One strategy is to set the queue time as a function of the length of the queue, meaning that for a large queue, an incoming request would receive a short timeout.
Another strategy is to switch the order of processing the queue to LIFO (last in first out) to take into account the fact that when a queue reaches a certain size, requests that have been waiting longer are more likely to time out.
Closed systems have different performance characteristics, and the response time is roughly based on the following factors:
- Time the clients spend sleeping
- Time the clients spend waiting for their request to be processed
- The number of clients
Increasing the number of clients will also increase the response time. This is similar to how the polling system at Zapier functions. There are a set number of clients (polls), they sleep for a certain time period (usually 5 minutes), and are processed in order.
Nowadays, we usually have multiple servers working together to process incoming requests. These clusters have different performance characteristics based on the number of servers, resource contention, and how much they have to coordinate to process requests. This leads us to the Universal Scalability Law, which expresses response times in terms of the server capability, the amount of cross talk, and resource contention that occurs with each request.
An example of reducing contention would be to utilize database sharding.
A really interesting takeaway from this talk is that the load testing I’ve been doing throughout my entire career as a software engineer has been incorrect!
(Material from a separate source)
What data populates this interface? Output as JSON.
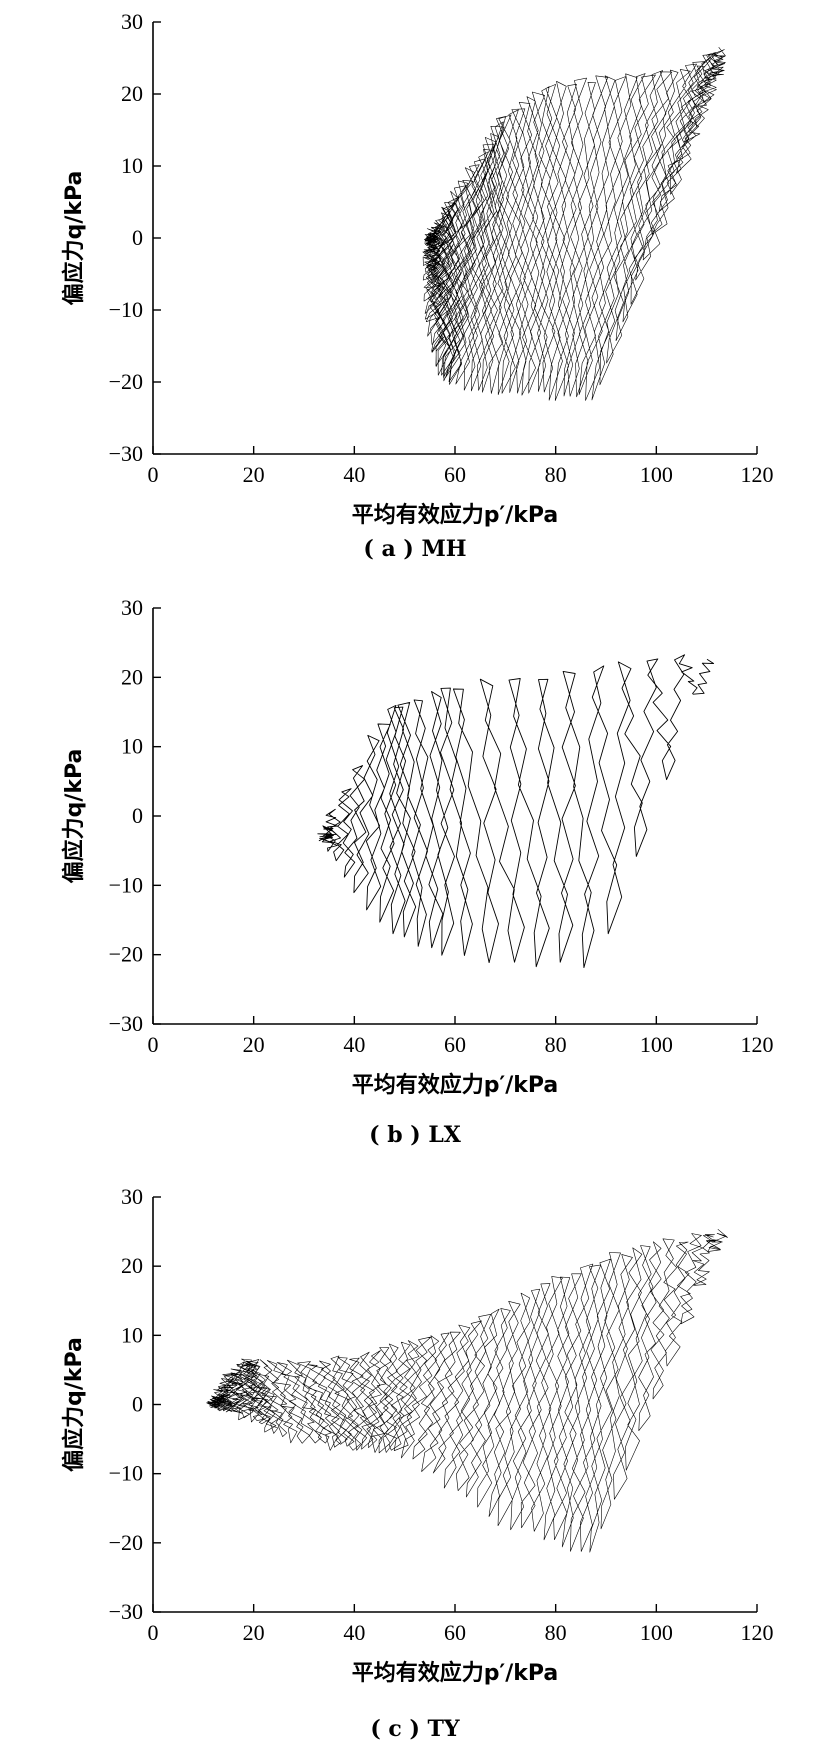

Tools typically will simulate a fixed number of clients, with a variable number of requests. This does not simulate load properly on an open system, most likely due to the way requests from different clients are handled. To do more efficient load testing, we have to vary the number of clients as well, which likely means using a tool like Locust, or even Kubernetes to distribute the load test.
This talk was awesome! As companies grow and scale, a common pattern is to use microservices. While this can help with scalability, it can make things like observability a nightmare - how do we understand and trace requests which go through many different services? One simple way to trace requests is by attaching a common
request_id to each one, then serializing them using timestamps. This works relatively well for a small number of services, but stops scaling, and also makes it hard to see bottlenecks.
Lita proposes that we use tracing tools to get more fine-grained observability.
The request-response lifecycle becomes a series of “spans,” which are essentially work done by individual services, and are composed into a trace. There are products which do this for us, such as Datadog APM, but using them directly can introduce vendor lock-in. Instead, Lita recommended OpenTracing, which is a project designed to bring a vendor-neutral interface to tracing.
Using a sidecar
One challenge of tracing tools is having to reimplement boilerplate code across multiple projects and codebases, which adds a point of failure to the software development lifecycle. What if a developer fails to add tracing? What if a developer incorrectly instantiates the tracing client? If a trace fails, should the entire request/reponse fail?
To address these challenges, Lita argued that it’s important not to have developers implement tracing for each request. Instead, she proposed that projects use a sidecar, such as Envoy Proxy to perform the tracing asynchronously. This prevents trace failures from making the entire request fail, and also removes tons of boilerplate code to instantiate/execute a trace.
To improve performance monitoring, traces can be added to error messages, sent to support, and exposed on dashboards to help with observability. When a request/response touches multiple services, having a trace available can be really helpful.